NORMAL — A simple conversation about a non-conference basketball game has opened the door on the possible expansion of the Big 12 Conference.
Danville athletics director B.J. Luke and Peoria Richwoods athletics director Todd Hursey were finalizing the details on a Dec. 14 boys basketball contest between the Vikings and the Knights when the conversation turned toward conference affiliation.
“All of the Big 12 Conference athletic directors have been very proactive about wanting to find new members for our league,’’ said Luke, as the Big 12 Conference lost Mattoon to the Apollo Conference at the end of the 2011-12 school year and the league is losing Decatur Eisenhower and Decatur MacArthur to the Central State Conference at the end of this school year. “I just asked Todd if he thought the Peoria schools would be interested in joining the Big 12. He was definitely open to the idea, and that’s when I contacted the president of the Mid-State Conference.’’
On Monday, the athletic directors from the two leagues met at Normal West High School. The Mid-State Conference currently only has four members, Peoria High, Peoria Manual, Peoria Notre Dame and Peoria Richwoods. While the Big 12 Conference is comprised of Bloomington, Champaign Central, Champaign Centennial, Danville, Normal Community, Normal West and Urbana.
“We had a meeting today and it seems like things are moving forward,’’ said Luke during his drive back to Danville. “We’ve had some very positive discussions.
“Right now, the Peoria schools need to take everything that we’ve discussed back to the administrations at their school.’’
According to Luke, if everything goes according to plan, the Big 12 Conference could add the four Peoria schools within the next month.
And how did we get to this point?
In the past five years, the Big 12 Conference has seen its membership dwindle from 10 down to seven with the departures of Mattoon, Decatur Eisenhower and Decatur MacArthur.
Meanwhile, the Peoria Schools have seen their Mid-State 6 Conference drop down to just four schools, as Quincy Notre Dame and Chillicothe IVC left the league this past season, while Peoria Woodruff was closed at the end of 2010-11 school year. The IHSA requires a league to have six members to qualify for an automatic playoff berth.
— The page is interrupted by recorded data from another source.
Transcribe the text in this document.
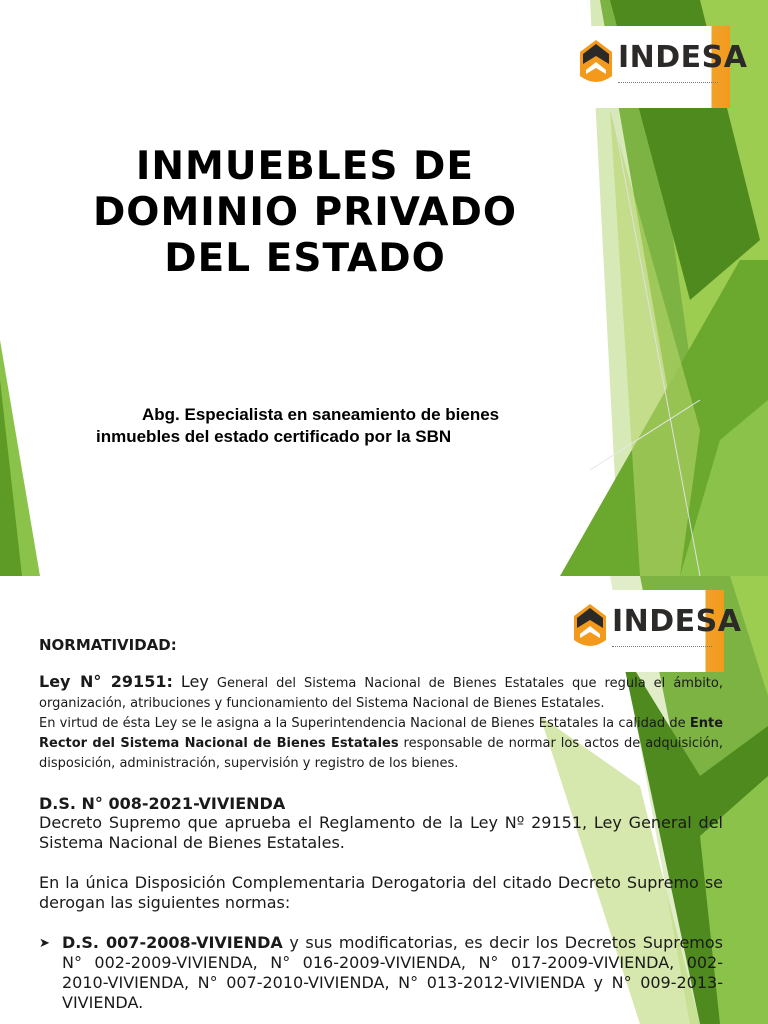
INDESA
INMUEBLES DE
DOMINIO PRIVADO
DEL ESTADO
Abg. Especialista en saneamiento de bienes
inmuebles del estado certificado por la SBN
INDESA

NORMATIVIDAD:

Ley N° 29151: Ley General del Sistema Nacional de Bienes Estatales que regula el ámbito, organización, atribuciones y funcionamiento del Sistema Nacional de Bienes Estatales.

En virtud de ésta Ley se le asigna a la Superintendencia Nacional de Bienes Estatales la calidad de Ente Rector del Sistema Nacional de Bienes Estatales responsable de normar los actos de adquisición, disposición, administración, supervisión y registro de los bienes.

D.S. N° 008-2021-VIVIENDA

Decreto Supremo que aprueba el Reglamento de la Ley Nº 29151, Ley General del Sistema Nacional de Bienes Estatales.

En la única Disposición Complementaria Derogatoria del citado Decreto Supremo se derogan las siguientes normas:

➤ D.S. 007-2008-VIVIENDA y sus modificatorias, es decir los Decretos Supremos N° 002-2009-VIVIENDA, N° 016-2009-VIVIENDA, N° 017-2009-VIVIENDA, 002-2010-VIVIENDA, N° 007-2010-VIVIENDA, N° 013-2012-VIVIENDA y N° 009-2013-VIVIENDA.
With that in mind, this past year was supposed to have been the first season for the Peoria schools to join the Western Big Six, a league that consists of East Moline United Township, Galesburg, Moline, Quincy, Rock Island and Rock Island Alleman, in a football-only Mid-West 10 Conference. The league hit a snag when Peoria Manual was unable to get out of a contract with Eureka for a Week 9 football contest.
While the 10 teams still played the schedule originally slated for this season, except for Manual against Moline, only the schools from the Western Big Six were playing for a conference title. The four Peoria schools were basically independent teams and ineligible for an automatic playoff berth.
Under its current alignment, the addition of the four Peoria schools would give the Big 12 Conference a total of 11 members, but with the continued growth in the Normal Community School District, a potential third high school could be built within the next 10 years. That would return the league to it’s original 12 members and could open up the possibility of returning to East/West division format.
“Those are some of the things that we’ve talked about,’’ Luke said. “But, right now, we’re still in the preliminary stages of discussion.’’
And while the Peoria schools are currently aligned with the Western Big Six schools, that agreement is football-only. Within the last month, the Western Big Six schools voted not to add the Peoria schools in all sports.
“If we’re able to add the Peoria schools, I think it would make the Big 12 Conference one of the premier leagues in the state,’’ said Luke.
Coming into this season, the 11 teams that would make up the Big 12 Conference have won 58 state titles, while also finishing second in the state 71 times.
An addition of Peoria Notre Dame would be the first-ever non-boundaried school in Big 12 Conference history.